I'm really happy for you.

BTWimRobin
06-21-2019, 03:39 PM
I am so happy for you. It is a wonderful feeling to come out to people and have them be accepting and supportive.

Jenny22
06-21-2019, 05:13 PM
Sarah, my friend, I am so very happy for you and the positive progress in your new life. Hang in there, Sarah. It will only get better. How long on HRT, now?

Jean 103
06-21-2019, 06:39 PM
Simply yes, this is want it's like to be out.

And than it can all flip. Where representing female is normal and representing male feels funny.

Teri Ray
06-21-2019, 08:37 PM
Sarah what a great story. I am happy for you.

Sidney
06-21-2019, 09:49 PM
Smiles. Ill be 73 in October. Its never to late.

lingerieLiz
06-21-2019, 10:24 PM
happy for you. nice when you don't have to hide.

Connie D50
06-22-2019, 06:56 AM
Sarah thank you for sharing it was a great post.

Sarah Doepner
06-22-2019, 11:34 AM
Thanks everyone. I've benefited from a lot of good advice and great examples here on this forum over the years. Evidently I've done a reasonably good job of picking friends over the years, raising kids who understand the value of diversity and maybe, just maybe didn't piss as many people off as I thought I had. I'll be coming up on 10 months HT shortly, but I'm sure that has nothing to do with anything else going on in my life, right? ;-)

I'm still working on developing a few more allies around one particular in-law family member, but if that fails I'll have to rely on the 50 years of support and love I've demonstrated for his family, particularly when he wasn't around to do it himself. Will it work? Don't know but I'm tired of giving him that power over my decisions and my happiness.

Rogina B
06-23-2019, 09:13 AM
Sarah, Just exude confidence and give off the "I am good with me" feeling to all others around you.It doesn't matter what this guy thinks is the message you are then giving off...Never flinch,nor blink...

Teresa
06-23-2019, 09:30 AM
Sarah,
I guess it happens when it happens !! Maybe many of us look back and wished we'd pushed harder but there are so many circumstances to consider .

It has had to happen much quicker for me since I separated , I had no reason to chop and change anymore so it's just becomming familiar with being TG and dressed accordingly and meet the RW head on . The carpet fitters only last week were fine , I made them a coffee and we chatted , all perfectly normal and why not ?

GracieRose
06-23-2019, 01:30 PM
Evidently I've done a reasonably good job of picking friends over the years, raising kids who understand the value of diversity and maybe, just maybe didn't piss as many people off as I thought I had.
Sarah,

So happy to hear about your experiences coming out.

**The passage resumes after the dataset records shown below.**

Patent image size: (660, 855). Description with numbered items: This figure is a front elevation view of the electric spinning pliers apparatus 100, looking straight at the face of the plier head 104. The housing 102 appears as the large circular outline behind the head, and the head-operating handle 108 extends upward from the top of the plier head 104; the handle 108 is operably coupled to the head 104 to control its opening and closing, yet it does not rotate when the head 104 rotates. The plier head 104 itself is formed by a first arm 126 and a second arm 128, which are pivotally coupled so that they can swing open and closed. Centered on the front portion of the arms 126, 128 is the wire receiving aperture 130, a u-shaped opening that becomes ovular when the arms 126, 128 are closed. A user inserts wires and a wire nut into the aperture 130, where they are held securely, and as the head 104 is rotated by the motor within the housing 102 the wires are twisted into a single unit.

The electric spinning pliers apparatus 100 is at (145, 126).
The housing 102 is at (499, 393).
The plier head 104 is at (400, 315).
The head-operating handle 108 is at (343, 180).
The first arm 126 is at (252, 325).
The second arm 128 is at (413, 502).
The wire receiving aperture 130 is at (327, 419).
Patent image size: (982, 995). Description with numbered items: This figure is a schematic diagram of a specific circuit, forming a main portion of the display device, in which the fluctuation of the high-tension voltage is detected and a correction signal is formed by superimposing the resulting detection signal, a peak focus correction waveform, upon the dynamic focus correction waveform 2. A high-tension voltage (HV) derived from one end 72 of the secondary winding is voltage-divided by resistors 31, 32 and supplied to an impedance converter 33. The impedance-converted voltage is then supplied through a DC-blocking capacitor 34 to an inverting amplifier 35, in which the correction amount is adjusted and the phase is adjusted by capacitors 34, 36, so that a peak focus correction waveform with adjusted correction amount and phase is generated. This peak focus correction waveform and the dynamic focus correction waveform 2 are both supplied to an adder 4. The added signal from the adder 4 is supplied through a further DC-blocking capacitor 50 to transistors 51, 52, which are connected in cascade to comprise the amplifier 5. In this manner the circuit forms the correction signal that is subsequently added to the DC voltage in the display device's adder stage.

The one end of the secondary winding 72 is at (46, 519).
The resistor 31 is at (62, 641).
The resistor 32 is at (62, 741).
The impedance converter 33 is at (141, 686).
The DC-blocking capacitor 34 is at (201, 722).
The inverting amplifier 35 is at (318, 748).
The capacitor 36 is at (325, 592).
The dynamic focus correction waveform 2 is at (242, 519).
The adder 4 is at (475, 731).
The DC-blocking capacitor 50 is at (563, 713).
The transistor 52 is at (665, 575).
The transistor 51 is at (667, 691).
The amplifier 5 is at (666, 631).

I like to believe that most people are honestly nice and tend to be more accepting of a person that they directly know and deal with face to face, than a group that they can think of as "them". I think that your comment above also probably works to your advantage.

-Peace
-Gracie

robbieatbest
06-24-2019, 03:32 AM
good to hear Sarah, I am 70 next yer and I am on a similar campaign of being open about being "Trans". I am not taking hormones though.
Cheers
Robbie

Bobbi46
06-24-2019, 03:45 PM
I'm very happy for you like with me it was like big weight off my shoulders worrying if my life would become common knowledge and when it did was there any need for all of that worry? no everybody I told fully accepted me. I dearly hope it will be the same for you..
Anew life style has started for you, embrace it with all you have and enjoy.